Seaweed is being hailed as the “new kale” — a nutritional powerhouse that we should all be eating.
What does the science say?
Seaweed is a member of the algae family and most commonly categorized by three color varieties: brown (e.g. kombu, wakame), red (e.g. nori, dulse), and green (e.g. sea lettuce). Each variety of seaweed is sourced from a different geographical region and has a signature shape, texture, and taste.
Seaweed is really a sea vegetable! It grows in nutrient-dense ocean waters and offers a broad range of minerals and vitamins, most notably calcium, iodine, copper, magnesium, phosphorous, potassium, and zinc, as well as vitamins A, B, C, E, and K. Historically, seaweed has been enjoyed in a range of Asian cuisines, often in sushi, salads and soups; and with its rising popularity, it’s showing up in a variety of snack foods such as crackers and crisps. With less than 10 calories per 2 tablespoon (10-gram) serving, seaweed is a popular low-calorie, nutrient-rich snack.
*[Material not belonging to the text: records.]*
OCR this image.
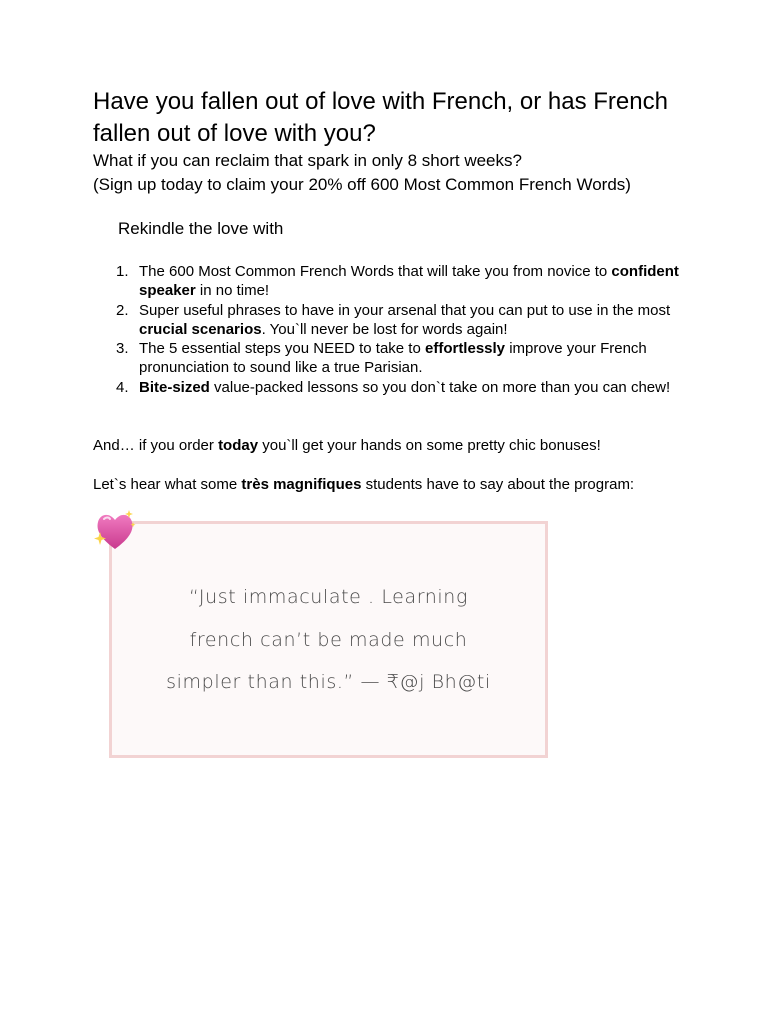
Have you fallen out of love with French, or has French fallen out of love with you?

What if you can reclaim that spark in only 8 short weeks?

(Sign up today to claim your 20% off 600 Most Common French Words)

Rekindle the love with

1. The 600 Most Common French Words that will take you from novice to confident speaker in no time!
2. Super useful phrases to have in your arsenal that you can put to use in the most crucial scenarios. You`ll never be lost for words again!
3. The 5 essential steps you NEED to take to effortlessly improve your French pronunciation to sound like a true Parisian.
4. Bite-sized value-packed lessons so you don`t take on more than you can chew!

And… if you order today you`ll get your hands on some pretty chic bonuses!

Let`s hear what some très magnifiques students have to say about the program:

“Just immaculate . Learning
french can’t be made much
simpler than this.” — ₹@j Bh@ti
But remember, you can always have too much of a good thing. For instance, high consumption of vitamin K, a natural blood thickener, can work against the intent of warafin, a blood-thinning medication. Also, as a natural source of iodine, seaweed can be beneficial for thyroid health; yet, excess intake can lead to an underactive thyroid. With a current recommended daily intake of 150 micrograms (mcg) per day and an upper tolerable limit of 1,100 mcg, different varieties contain different amounts of iodine. For instance, a 10 gram serving of nori contains approximately 120 mcg of iodine, while one serving of kombu may contain up to 26,600 mcg.
What’s the takeaway?
From a crunchy roasted snack to a savory soup, seaweed can be a fun and flavorful addition to your diet. It’s a nutritious sea vegetable that offers a variety of nutrients, but that doesn’t mean you should eat an ocean’s worth — moderation is key.